For (iv),Since $\sum_{n=1}^{\infty} u_{n}^{\prime}(x)$ does not converge uniformly in $[-1,1]$,So we can't use term by term differential theorem .OTOH, we observe that $u(x)$ is monotonous in $[-\infty,0],[0,+\infty]$,So we can use Fubini term by term differential theorem(see https://en.wikipedia.org/wiki/Fubini%27s_theorem_on_differentiation) in $[-n,1-n],[n-1,n]$,Then we obtain that $u^{\prime}=\sum_{n=1}^{\infty} u_{n}^{\prime}(x) $ a.e. in $\mathbb{R}$.But we cannot find a formula of $u^{\prime} $for the whole real line in this way.
Can someone help me solve (iii) (iv)?Thanks in advance.
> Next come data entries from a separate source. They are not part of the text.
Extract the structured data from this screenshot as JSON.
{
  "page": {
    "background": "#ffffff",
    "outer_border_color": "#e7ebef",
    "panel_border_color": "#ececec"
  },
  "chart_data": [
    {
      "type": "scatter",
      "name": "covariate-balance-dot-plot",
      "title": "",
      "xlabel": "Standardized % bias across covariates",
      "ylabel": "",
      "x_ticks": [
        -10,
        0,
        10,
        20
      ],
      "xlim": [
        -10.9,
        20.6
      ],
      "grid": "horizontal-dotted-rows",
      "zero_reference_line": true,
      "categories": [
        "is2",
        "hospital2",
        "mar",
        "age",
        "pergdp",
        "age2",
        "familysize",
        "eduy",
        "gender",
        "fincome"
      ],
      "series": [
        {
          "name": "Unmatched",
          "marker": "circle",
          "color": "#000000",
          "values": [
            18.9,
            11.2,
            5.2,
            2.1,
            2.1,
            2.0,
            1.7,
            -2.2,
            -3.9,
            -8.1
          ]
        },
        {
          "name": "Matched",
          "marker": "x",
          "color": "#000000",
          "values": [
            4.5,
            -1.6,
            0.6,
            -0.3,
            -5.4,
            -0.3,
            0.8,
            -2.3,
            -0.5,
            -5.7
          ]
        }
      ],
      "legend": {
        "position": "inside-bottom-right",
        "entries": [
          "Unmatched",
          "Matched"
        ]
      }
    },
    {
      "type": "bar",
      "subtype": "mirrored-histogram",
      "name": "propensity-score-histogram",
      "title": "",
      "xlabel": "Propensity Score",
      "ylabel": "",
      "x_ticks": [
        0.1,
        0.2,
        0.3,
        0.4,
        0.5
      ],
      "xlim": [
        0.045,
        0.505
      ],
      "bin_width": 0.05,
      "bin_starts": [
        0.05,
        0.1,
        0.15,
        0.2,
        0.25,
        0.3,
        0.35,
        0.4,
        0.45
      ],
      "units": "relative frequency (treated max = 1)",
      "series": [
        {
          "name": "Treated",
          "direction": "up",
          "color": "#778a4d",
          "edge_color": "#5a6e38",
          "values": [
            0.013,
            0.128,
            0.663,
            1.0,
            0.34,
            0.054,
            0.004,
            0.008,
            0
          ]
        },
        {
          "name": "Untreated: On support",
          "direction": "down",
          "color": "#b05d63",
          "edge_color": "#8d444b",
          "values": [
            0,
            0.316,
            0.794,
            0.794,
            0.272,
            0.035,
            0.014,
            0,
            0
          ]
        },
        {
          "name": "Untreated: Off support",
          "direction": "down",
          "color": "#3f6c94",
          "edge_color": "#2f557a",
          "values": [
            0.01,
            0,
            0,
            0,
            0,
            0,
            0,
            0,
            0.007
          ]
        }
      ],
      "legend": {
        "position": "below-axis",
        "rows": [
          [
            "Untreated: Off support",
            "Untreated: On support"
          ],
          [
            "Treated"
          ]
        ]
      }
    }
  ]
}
(iii) Note that for $x \in [0,1]$,
$$\left|\sum_{k=n+1}^\infty u_n'(x) \right| \geqslant \sum_{k=n+1}^{2n} 2xe^{-k^2x^2}\geqslant n \cdot 2xe^{-4n^2x^2},$$
and, since $\frac{1}{n} \in [0,1]$,
$$\sup_{x \in [0,1]}\left|\sum_{k=n+1}^\infty u_n'(x) \right| \geqslant n \cdot 2 \cdot \frac{1}{n}e^{-2n^2(1/n)^2}=2e^{-2}$$
Since the RHS does not converge to $0$ as $n \to \infty$ the Cauchy criterion is violated , and the series fails to converge uniformly on $[0,1]$ and, therefore, on $[-1,1]$.